Cela souligne le rôle important que les croyances, les coutumes et les traditions africaines peuvent jouer dans la vérification des fausses affirmations, des informations erronées et de la désinformation. La peur de jurer sur un sanctuaire suffit à obliger quelqu’un à confesser ses « péchés », à dire la vérité, à clarifier la situation, à s’excuser ou à faire preuve d’équité et de justice rétributive à l’égard d’une autre partie.
Il y a eu quelques cas au Ghana où des journalistes ont été convoqués devant les palais des chefs pour clarifier des commentaires qu’ils avaient faits sur les autorités traditionnelles et qui étaient devenus viraux. Souvent, ces convocations aboutissent à la honte des journalistes, à des éclaircissements et parfois à des amendes ou à des excuses publiques et à une rétractation des commentaires ou des affirmations en question.

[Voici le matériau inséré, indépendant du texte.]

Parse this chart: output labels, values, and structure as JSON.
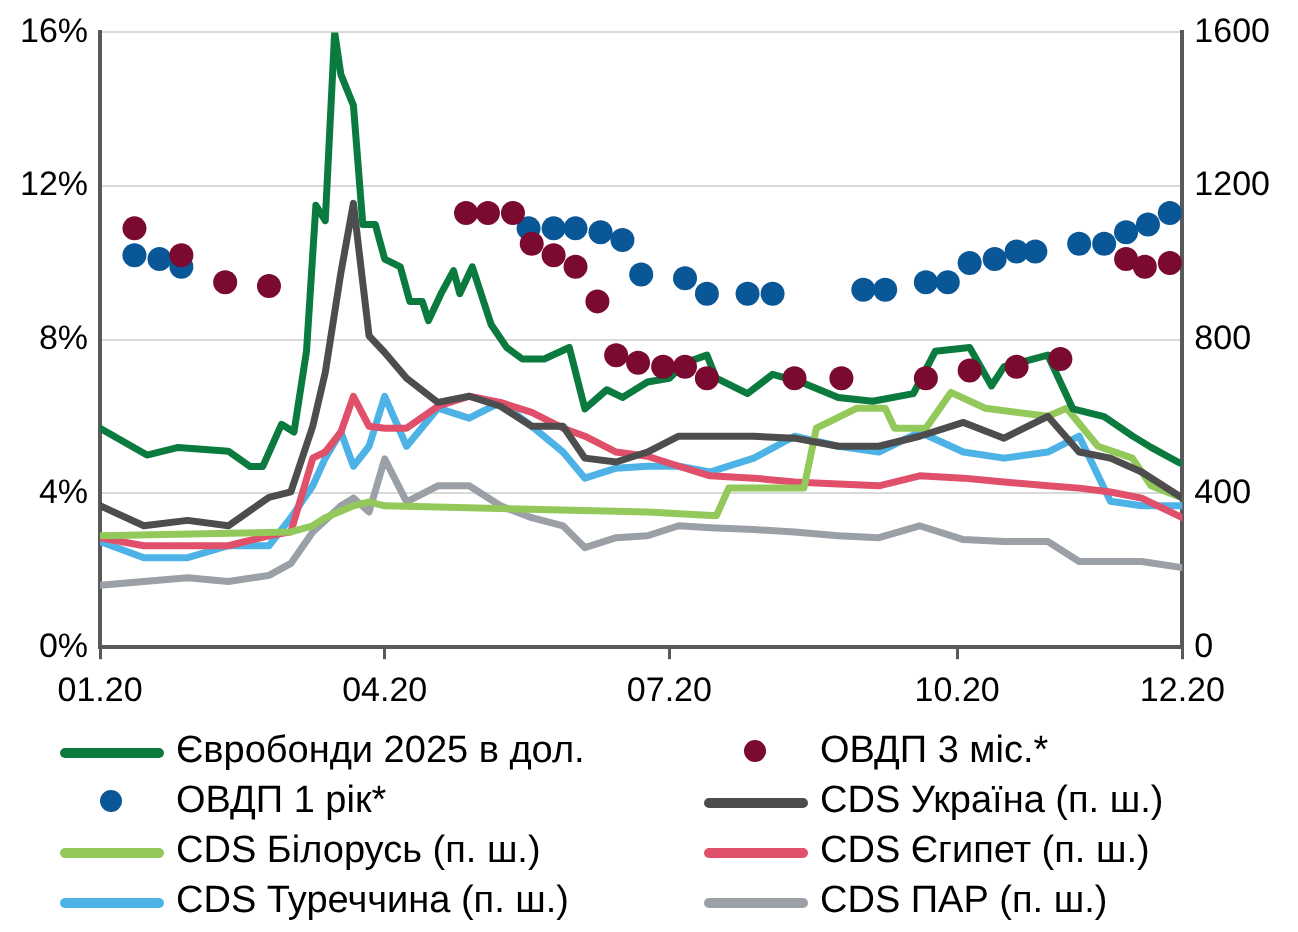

Les chefs, les reines-mères, les cheikhs, les imams et le clergé chrétien peuvent également être utilisés pour apaiser les tensions politiques, ethniques et religieuses créées par la désinformation, en particulier en période d’élections et de litiges électoraux. Leur participation à la dissipation des fausses affirmations et des fausses nouvelles peut grandement contribuer à dégeler des situations glaciales et à engendrer la paix et la tranquillité.
Conclusion
Même si l’idée de mélanger les traditions et les coutumes indigènes africaines avec les avancées technologiques d’aujourd’hui peut sembler étrange, les deux peuvent collaborer efficacement pour éviter les situations de sécurité délicates qui peuvent résulter de la désinformation. Si la technologie est à des années-lumière de la chefferie et de la religion, un mélange efficace des deux mondes peut former une super alliance pour le bien de nombreux pays. Les traditions et les coutumes africaines sont peut-être enracinées dans des besoins anciens, mais l’influence sociale qu’elles exercent, même dans le monde d’aujourd’hui, au rythme rapide et à la pointe de la technologie, conserve toute sa pertinence. Par conséquent, nous pourrions tout aussi bien les utiliser quand et où nous le pouvons à des fins qui servent le bien commun.